Natural climate solutions, such as regenerative agriculture, can aid in mitigating the effects of climate change. Brzostek’s goal is to figure out the best strategy to promote the expansion of biofuel sources while also cleaning up the environment.

We don't need any new technology to do this. It’s one of the few ways that you can get carbon dioxide out of the atmosphere. The holy grail of bioenergy crops is to make products or fuel while also storing more carbon in the ecosystem. If you can grow a biofuel that enhances soil carbon, that’s a win-win.

Edward Brzostek, Associate Professor, Biology, West Virginia University

Plants naturally capture and store carbon, which they absorb through photosynthesis. The leaf litter and dead root material remain in the soil when the plant dies. The decaying substance is then decomposed by various entities, the vast majority of which are bacteria and fungi. Their byproducts, including carbon, persist in the soil when they die.

It’s like a microbial funnel. And a lot of the questions that we’re asking about soil carbon storage, agricultural management, and predicting soil carbon into the future are germane to any ecosystem. They’re fundamental questions in ecology that are important to understanding whether our ecosystems can keep the carbon they have and potentially take up more.

Edward Brzostek, Associate Professor, Biology, West Virginia University

The researchers are also investigating how plants help themselves.

Brzostek explains, “There’s this growing idea that plants can engineer their soil environment by doing things with their roots. They can leak carbon out of their roots that feed the microbes. That makes the microbes happy. They break down soil carbon and then they give the plant nitrogen in return, which it needs to grow.”

So far, research has shown that miscanthus roots can harvest nitrogen from leaf litter without causing carbon loss.

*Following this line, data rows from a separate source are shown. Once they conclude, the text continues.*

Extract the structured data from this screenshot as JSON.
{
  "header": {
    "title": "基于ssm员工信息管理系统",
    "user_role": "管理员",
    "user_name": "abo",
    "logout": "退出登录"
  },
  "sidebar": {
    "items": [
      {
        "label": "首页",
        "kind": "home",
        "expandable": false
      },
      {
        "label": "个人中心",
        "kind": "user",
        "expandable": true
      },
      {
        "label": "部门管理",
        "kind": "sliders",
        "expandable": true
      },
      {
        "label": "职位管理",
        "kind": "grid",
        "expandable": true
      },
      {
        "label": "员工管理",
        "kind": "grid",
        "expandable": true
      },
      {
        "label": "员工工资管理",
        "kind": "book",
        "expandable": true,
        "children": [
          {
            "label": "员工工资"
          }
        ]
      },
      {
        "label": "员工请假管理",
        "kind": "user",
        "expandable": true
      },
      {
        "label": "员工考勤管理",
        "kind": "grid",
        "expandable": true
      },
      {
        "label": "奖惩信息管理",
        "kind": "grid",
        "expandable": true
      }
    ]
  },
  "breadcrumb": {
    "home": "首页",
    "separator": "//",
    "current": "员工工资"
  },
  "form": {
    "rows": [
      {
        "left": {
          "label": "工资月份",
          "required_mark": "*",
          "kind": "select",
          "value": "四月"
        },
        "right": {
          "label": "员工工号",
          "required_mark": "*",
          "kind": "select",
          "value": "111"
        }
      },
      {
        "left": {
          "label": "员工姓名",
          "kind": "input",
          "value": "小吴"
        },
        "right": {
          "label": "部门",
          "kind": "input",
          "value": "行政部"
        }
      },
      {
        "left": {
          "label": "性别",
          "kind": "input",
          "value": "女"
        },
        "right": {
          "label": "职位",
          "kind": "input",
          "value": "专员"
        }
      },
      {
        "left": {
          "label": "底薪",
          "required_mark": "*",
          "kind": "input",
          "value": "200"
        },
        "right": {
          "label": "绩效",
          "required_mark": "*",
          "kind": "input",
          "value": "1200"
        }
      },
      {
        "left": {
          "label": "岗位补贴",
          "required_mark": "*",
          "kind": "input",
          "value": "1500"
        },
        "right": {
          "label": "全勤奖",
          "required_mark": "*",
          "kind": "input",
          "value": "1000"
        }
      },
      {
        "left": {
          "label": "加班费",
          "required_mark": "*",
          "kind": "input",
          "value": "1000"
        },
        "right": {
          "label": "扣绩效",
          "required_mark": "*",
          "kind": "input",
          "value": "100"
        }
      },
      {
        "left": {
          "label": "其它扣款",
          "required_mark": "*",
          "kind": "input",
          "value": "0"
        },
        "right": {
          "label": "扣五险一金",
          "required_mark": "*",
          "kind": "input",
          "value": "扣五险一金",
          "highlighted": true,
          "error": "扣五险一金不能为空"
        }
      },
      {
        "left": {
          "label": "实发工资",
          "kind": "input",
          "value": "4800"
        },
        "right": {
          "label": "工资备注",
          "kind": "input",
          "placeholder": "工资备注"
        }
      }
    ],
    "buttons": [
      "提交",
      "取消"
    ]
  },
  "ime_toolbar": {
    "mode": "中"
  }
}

Microbes play an important role in the process. Fortunately, they are everywhere.

Brzostek adds, “When you walk out in the forest in West Virginia, the microbes are eating everything. If they weren’t, you’d be drowning in leaf litter.”

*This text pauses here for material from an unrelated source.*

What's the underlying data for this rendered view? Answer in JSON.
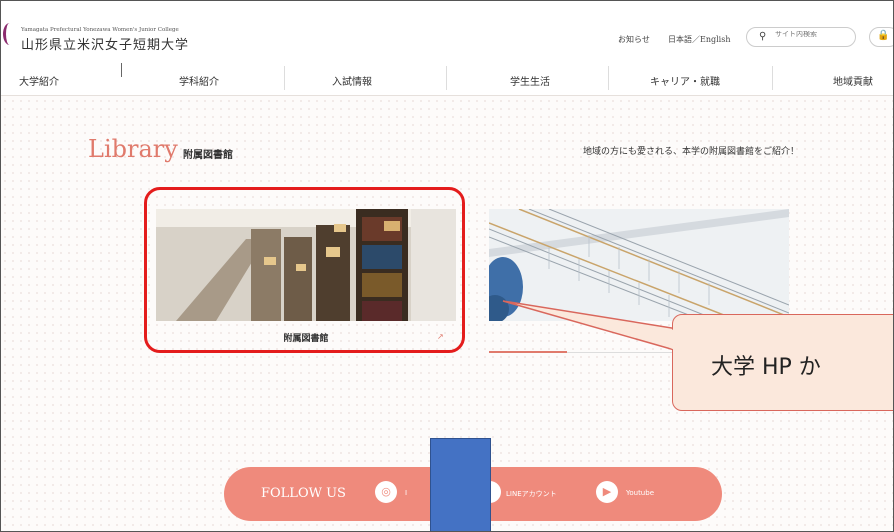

His study is being conducted through the Center of Advanced Biofuels and Bioproducts Innovation, which was founded by the US Department of Energy in 2017. CABBI, based at the University of Illinois, brings together 20 partner institutions, universities, and national laboratories to do research on sustainable bioproducts derived from bioenergy crops.

It is difficult to decarbonize the economy. Renewable energy sources include wind, solar, and nuclear power, however, some industries, such as aviation, cannot be decarbonized.

Brzostek concludes, “Bioenergy can play a part in the new bioeconomy. We talk about bioenergy refineries and plants that could produce energy from some bioenergy crop. They’d capture the carbon dioxide and pump it underground. It could lead to a new green industry across much of the rain-fed United States, where you can grow these things.”

Brzostek was assisted by WVU students and postdoctoral researchers Joanna Ridgeway, Zoe Pagliaro, Dominick Cifelli, Jessica Burke, Noah Wauls, and Stephanie Juice.